I do hope this is well received, and clears things up a bit. You do seem generally like one of the good guys, and it's a shame that we seem ro have got off on the wrong foot. However, I do not think that I owe you an apology for calling you transphobic, because I don't think I did, and because if it's not possible to write this sort of article, and point to examples, and not have to spend ages apologising for offending cis people, then trans people's voices are silenced, and that *is* transphobic.
|Date:||30th August, 2010 12:57 pm (UTC)|| |
Re: Sorry and explanation
Fail.
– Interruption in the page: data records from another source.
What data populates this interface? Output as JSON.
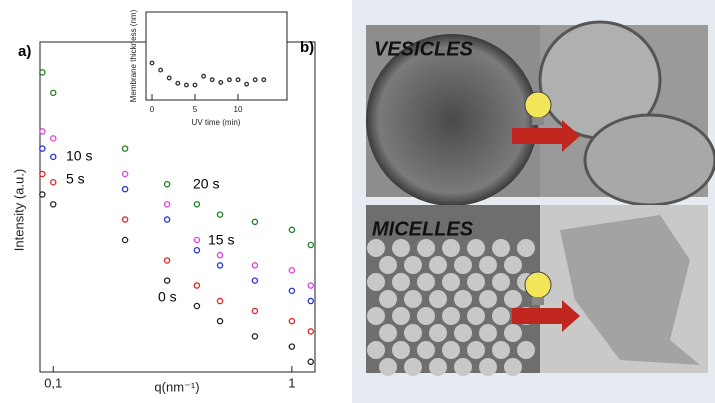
{
  "chart_data": [
    {
      "type": "scatter",
      "panel": "a)",
      "xlabel": "q(nm⁻¹)",
      "ylabel": "Intensity (a.u.)",
      "xlog": true,
      "xlim": [
        0.088,
        1.25
      ],
      "xticks": [
        {
          "value": 0.1,
          "label": "0,1"
        },
        1
      ],
      "ylim": [
        0,
        100
      ],
      "x": [
        0.09,
        0.1,
        0.2,
        0.3,
        0.4,
        0.5,
        0.7,
        1,
        1.2
      ],
      "series": [
        {
          "name": "20 s",
          "color": "#1d7f1d",
          "values": [
            90.8,
            84.6,
            67.7,
            56.9,
            50.8,
            47.7,
            45.5,
            43.1,
            38.5
          ]
        },
        {
          "name": "15 s",
          "color": "#e23ee2",
          "values": [
            72.9,
            70.8,
            60.0,
            50.8,
            40.0,
            35.4,
            32.3,
            30.8,
            26.2
          ]
        },
        {
          "name": "10 s",
          "color": "#2233e0",
          "values": [
            67.7,
            65.2,
            55.4,
            46.2,
            36.9,
            32.3,
            27.7,
            24.6,
            21.5
          ]
        },
        {
          "name": "5 s",
          "color": "#e02222",
          "values": [
            60.0,
            57.5,
            46.2,
            33.8,
            26.2,
            21.5,
            18.5,
            15.4,
            12.3
          ]
        },
        {
          "name": "0 s",
          "color": "#222222",
          "values": [
            53.8,
            50.8,
            40.0,
            27.7,
            20.0,
            15.4,
            10.8,
            7.7,
            3.1
          ]
        }
      ]
    },
    {
      "type": "scatter",
      "xlabel": "UV time (min)",
      "ylabel": "Membrane thickness (nm)",
      "xlim": [
        -0.7,
        15.7
      ],
      "xticks": [
        0,
        5,
        10
      ],
      "ylim": [
        0,
        10
      ],
      "x": [
        0,
        1,
        2,
        3,
        4,
        5,
        6,
        7,
        8,
        9,
        10,
        11,
        12,
        13
      ],
      "series": [
        {
          "color": "#333333",
          "values": [
            4.2,
            3.4,
            2.5,
            1.9,
            1.7,
            1.7,
            2.7,
            2.3,
            2.0,
            2.3,
            2.3,
            1.8,
            2.3,
            2.3
          ]
        }
      ]
    }
  ],
  "panels": {
    "b_label": "b)",
    "top": "VESICLES",
    "bottom": "MICELLES"
  }
}
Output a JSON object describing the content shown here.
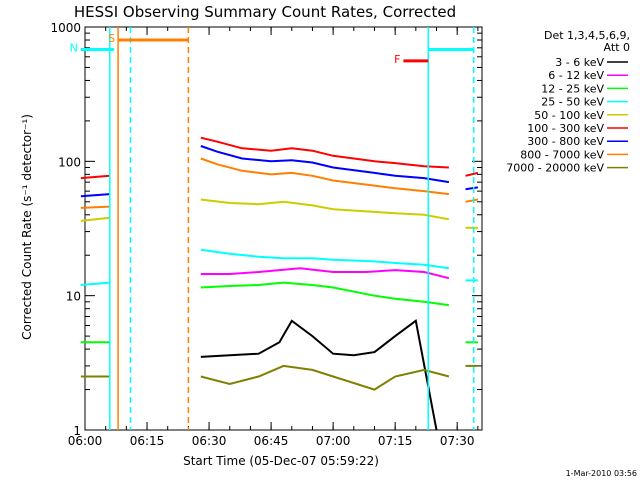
{
  "chart_data": {
    "type": "line",
    "title": "HESSI Observing Summary Count Rates, Corrected",
    "xlabel": "Start Time (05-Dec-07 05:59:22)",
    "ylabel": "Corrected Count Rate (s⁻¹ detector⁻¹)",
    "y_scale": "log",
    "xlim": [
      "06:00",
      "07:36"
    ],
    "ylim": [
      1,
      1000
    ],
    "x_ticks": [
      "06:00",
      "06:15",
      "06:30",
      "06:45",
      "07:00",
      "07:15",
      "07:30"
    ],
    "y_ticks": [
      "1",
      "10",
      "100",
      "1000"
    ],
    "legend_title": [
      "Det 1,3,4,5,6,9,",
      "Att 0"
    ],
    "legend_position": "right",
    "footer": "1-Mar-2010 03:56",
    "series": [
      {
        "name": "3 - 6 keV",
        "color": "#000000",
        "segments": [
          {
            "x": [
              "06:28",
              "06:35",
              "06:42",
              "06:47",
              "06:50",
              "06:55",
              "07:00",
              "07:05",
              "07:10",
              "07:15",
              "07:20",
              "07:25"
            ],
            "y": [
              3.5,
              3.6,
              3.7,
              4.5,
              6.5,
              5.0,
              3.7,
              3.6,
              3.8,
              5.0,
              6.5,
              1.0
            ]
          }
        ]
      },
      {
        "name": "6 - 12 keV",
        "color": "#ff00ff",
        "segments": [
          {
            "x": [
              "06:28",
              "06:35",
              "06:42",
              "06:47",
              "06:52",
              "07:00",
              "07:08",
              "07:15",
              "07:22",
              "07:28"
            ],
            "y": [
              14.5,
              14.5,
              15.0,
              15.5,
              16.0,
              15.0,
              15.0,
              15.5,
              15.0,
              13.5
            ]
          }
        ]
      },
      {
        "name": "12 - 25 keV",
        "color": "#00ff00",
        "segments": [
          {
            "x": [
              "05:59",
              "06:06"
            ],
            "y": [
              4.5,
              4.5
            ]
          },
          {
            "x": [
              "06:28",
              "06:35",
              "06:42",
              "06:48",
              "06:55",
              "07:00",
              "07:10",
              "07:15",
              "07:22",
              "07:28"
            ],
            "y": [
              11.5,
              11.8,
              12.0,
              12.5,
              12.0,
              11.5,
              10.0,
              9.5,
              9.0,
              8.5
            ]
          },
          {
            "x": [
              "07:32",
              "07:35"
            ],
            "y": [
              4.5,
              4.5
            ]
          }
        ]
      },
      {
        "name": "25 - 50 keV",
        "color": "#00ffff",
        "segments": [
          {
            "x": [
              "05:59",
              "06:06"
            ],
            "y": [
              12.0,
              12.5
            ]
          },
          {
            "x": [
              "06:28",
              "06:35",
              "06:42",
              "06:48",
              "06:55",
              "07:00",
              "07:10",
              "07:15",
              "07:22",
              "07:28"
            ],
            "y": [
              22.0,
              20.5,
              19.5,
              19.0,
              19.0,
              18.5,
              18.0,
              17.5,
              17.0,
              16.0
            ]
          },
          {
            "x": [
              "07:32",
              "07:35"
            ],
            "y": [
              13.0,
              13.0
            ]
          }
        ]
      },
      {
        "name": "50 - 100 keV",
        "color": "#cccc00",
        "segments": [
          {
            "x": [
              "05:59",
              "06:06"
            ],
            "y": [
              36,
              38
            ]
          },
          {
            "x": [
              "06:28",
              "06:35",
              "06:42",
              "06:48",
              "06:55",
              "07:00",
              "07:10",
              "07:15",
              "07:22",
              "07:28"
            ],
            "y": [
              52,
              49,
              48,
              50,
              47,
              44,
              42,
              41,
              40,
              37
            ]
          },
          {
            "x": [
              "07:32",
              "07:35"
            ],
            "y": [
              32,
              32
            ]
          }
        ]
      },
      {
        "name": "100 - 300 keV",
        "color": "#ff0000",
        "segments": [
          {
            "x": [
              "05:59",
              "06:06"
            ],
            "y": [
              75,
              78
            ]
          },
          {
            "x": [
              "06:28",
              "06:32",
              "06:38",
              "06:45",
              "06:50",
              "06:55",
              "07:00",
              "07:10",
              "07:15",
              "07:22",
              "07:28"
            ],
            "y": [
              150,
              140,
              125,
              120,
              125,
              120,
              110,
              100,
              97,
              92,
              90
            ]
          },
          {
            "x": [
              "07:32",
              "07:35"
            ],
            "y": [
              78,
              82
            ]
          }
        ]
      },
      {
        "name": "300 - 800 keV",
        "color": "#0000ff",
        "segments": [
          {
            "x": [
              "05:59",
              "06:06"
            ],
            "y": [
              55,
              57
            ]
          },
          {
            "x": [
              "06:28",
              "06:32",
              "06:38",
              "06:45",
              "06:50",
              "06:55",
              "07:00",
              "07:10",
              "07:15",
              "07:22",
              "07:28"
            ],
            "y": [
              130,
              118,
              105,
              100,
              102,
              98,
              90,
              82,
              78,
              75,
              70
            ]
          },
          {
            "x": [
              "07:32",
              "07:35"
            ],
            "y": [
              62,
              64
            ]
          }
        ]
      },
      {
        "name": "800 - 7000 keV",
        "color": "#ff8000",
        "segments": [
          {
            "x": [
              "05:59",
              "06:06"
            ],
            "y": [
              45,
              46
            ]
          },
          {
            "x": [
              "06:28",
              "06:32",
              "06:38",
              "06:45",
              "06:50",
              "06:55",
              "07:00",
              "07:10",
              "07:15",
              "07:22",
              "07:28"
            ],
            "y": [
              105,
              95,
              85,
              80,
              82,
              78,
              72,
              66,
              63,
              60,
              57
            ]
          },
          {
            "x": [
              "07:32",
              "07:35"
            ],
            "y": [
              50,
              52
            ]
          }
        ]
      },
      {
        "name": "7000 - 20000 keV",
        "color": "#808000",
        "segments": [
          {
            "x": [
              "05:59",
              "06:06"
            ],
            "y": [
              2.5,
              2.5
            ]
          },
          {
            "x": [
              "06:28",
              "06:35",
              "06:42",
              "06:48",
              "06:55",
              "07:00",
              "07:10",
              "07:15",
              "07:22",
              "07:28"
            ],
            "y": [
              2.5,
              2.2,
              2.5,
              3.0,
              2.8,
              2.5,
              2.0,
              2.5,
              2.8,
              2.5
            ]
          },
          {
            "x": [
              "07:32",
              "07:35"
            ],
            "y": [
              3.0,
              3.0
            ]
          }
        ]
      }
    ],
    "annotations": [
      {
        "label": "S",
        "color": "#ff8000",
        "x_start": "06:08",
        "x_end": "06:25",
        "y": 800
      },
      {
        "label": "N",
        "color": "#00ffff",
        "x_start": "05:59",
        "x_end": "06:07",
        "y": 680
      },
      {
        "label": "F",
        "color": "#ff0000",
        "x_start": "07:17",
        "x_end": "07:23",
        "y": 560
      },
      {
        "label": "",
        "color": "#00ffff",
        "x_start": "07:23",
        "x_end": "07:34",
        "y": 680
      }
    ],
    "vertical_markers": [
      {
        "x": "06:06",
        "color": "#00ffff",
        "style": "solid"
      },
      {
        "x": "06:08",
        "color": "#ff8000",
        "style": "solid"
      },
      {
        "x": "06:11",
        "color": "#00ffff",
        "style": "dashed"
      },
      {
        "x": "06:25",
        "color": "#ff8000",
        "style": "dashed"
      },
      {
        "x": "07:23",
        "color": "#00ffff",
        "style": "solid"
      },
      {
        "x": "07:34",
        "color": "#00ffff",
        "style": "dashed"
      }
    ]
  }
}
Thanks for not helping.
|Date:||2nd September, 2010 12:55 pm (UTC)|| |
Re: Sorry and explanation
From someone without cis-privilege: I think you've done nothing wrong. Sorry you seem to have wandered into a pit of venom and hate (from some commenters, not all, obviously).
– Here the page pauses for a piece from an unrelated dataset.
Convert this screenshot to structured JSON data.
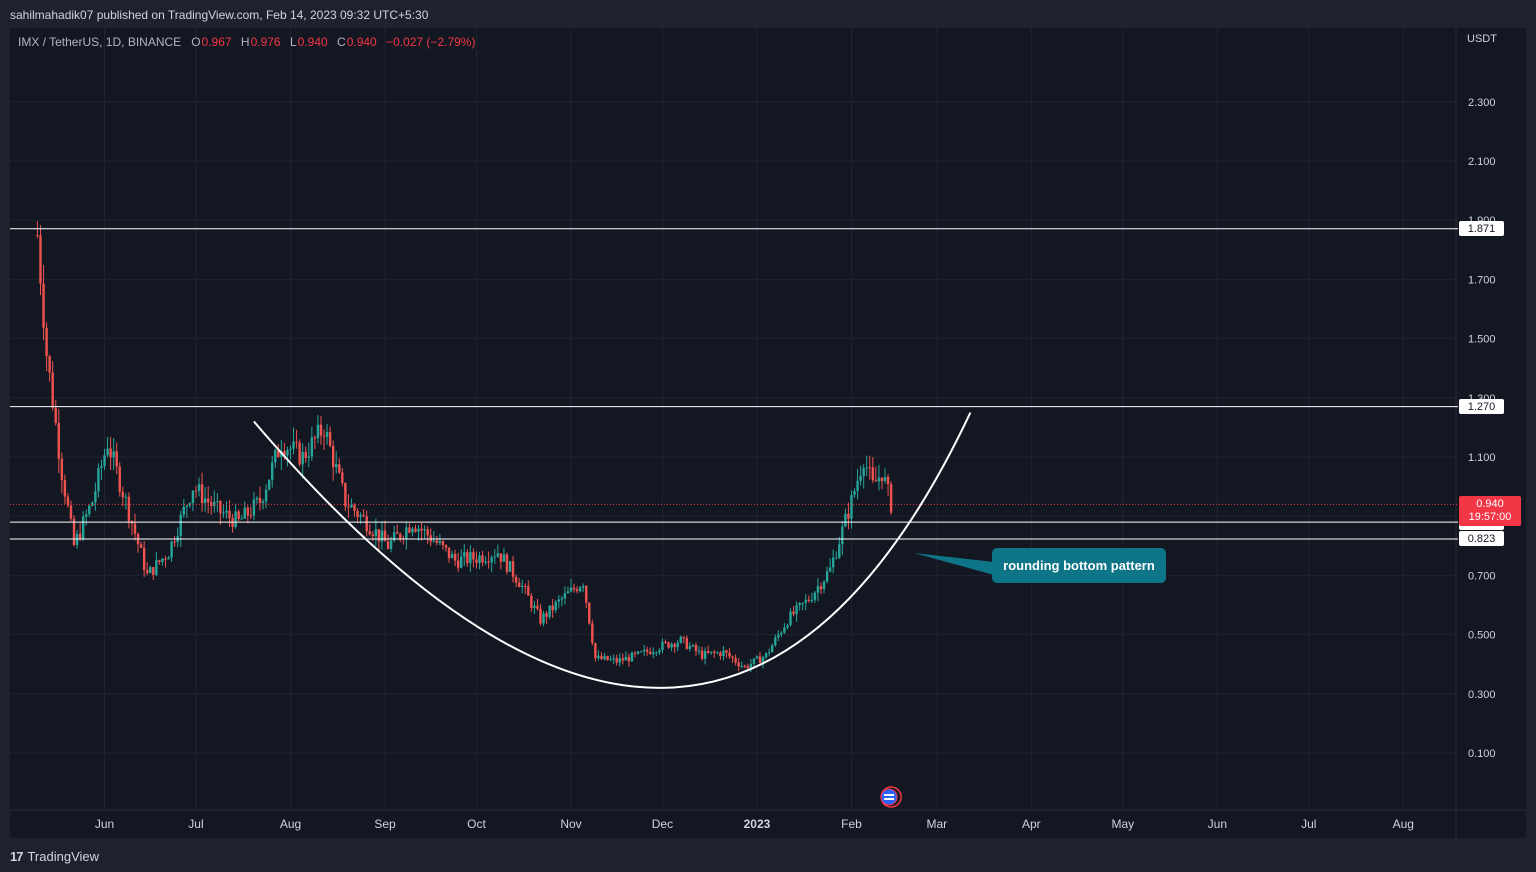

This whole thing is probably why I don't involve myself in more trans community stuff.
Take questionable comfort in the fact that I've seen feminists behaving just as rudely.
|Date:||2nd September, 2010 12:56 pm (UTC)|| |
Re: Sorry and explanation
How can I put this politely?
Oh, I can't.
|Date:||3rd September, 2010 09:18 pm (UTC)|| |
Re: Sorry and explanation
Please read auntysarah's comments below. The interests of justice are not served by ignoring difficult topics, even if they are painful to engage with.
|Date:||30th August, 2010 10:18 am (UTC)|| |
Re: Sorry and explanation
I am not criticising you - I'd hoped I had made that clear in my article, as I very directly said so. Indeed, I am grateful to you for giving me the jumping off point for writing his post.
The thing with transphobic is that it is insidious. Society is inherently transphobic, and we all grow up absorbing that, you, me, everyone. The way trans people are portrayed in the media is often ridiculously offensive, and it skides by without comment or censure, except from trans people. We are, in fact, quite used to various regulatory bodies telling us we should just get a sense of humour.
Your article frames the debate in the way it's usually framed. You weren't nasty to anyone, and indeed it is clear you are coming from a place that is generally supportive. However, the points that you felt compelled to make illustrate the underlying transphobia and misogyny of society. That doesn't make you transphobic, or rather no more transphobic than anyone else (myself included). It just shows how deep it runs.
Or to put it another way, if I were to write an article about trans people in toilets, intended for general consumption, I suspect I would have to address the common "man in the street" argument that trans women might rape someone in there. Someone could then quite rightly point out that the need to even say this illustrates how deeply transphobia runs in society. This would bot be a criticism of me, however.
I hope that makes things somewhat clearer?
Nothing very intelligent to say (and I have cis privilege and don't think there's much that I *should* say) except that you are wise and sensible, and thank you for writing this. And that I will try to keep these points in mind when talking about the issue with other cis people.
Sarah - I'm so sorry to read this. I wanted to say that I don't understand these attitudes at all. And being assaulted like that is ... unreal. Thank you for posting.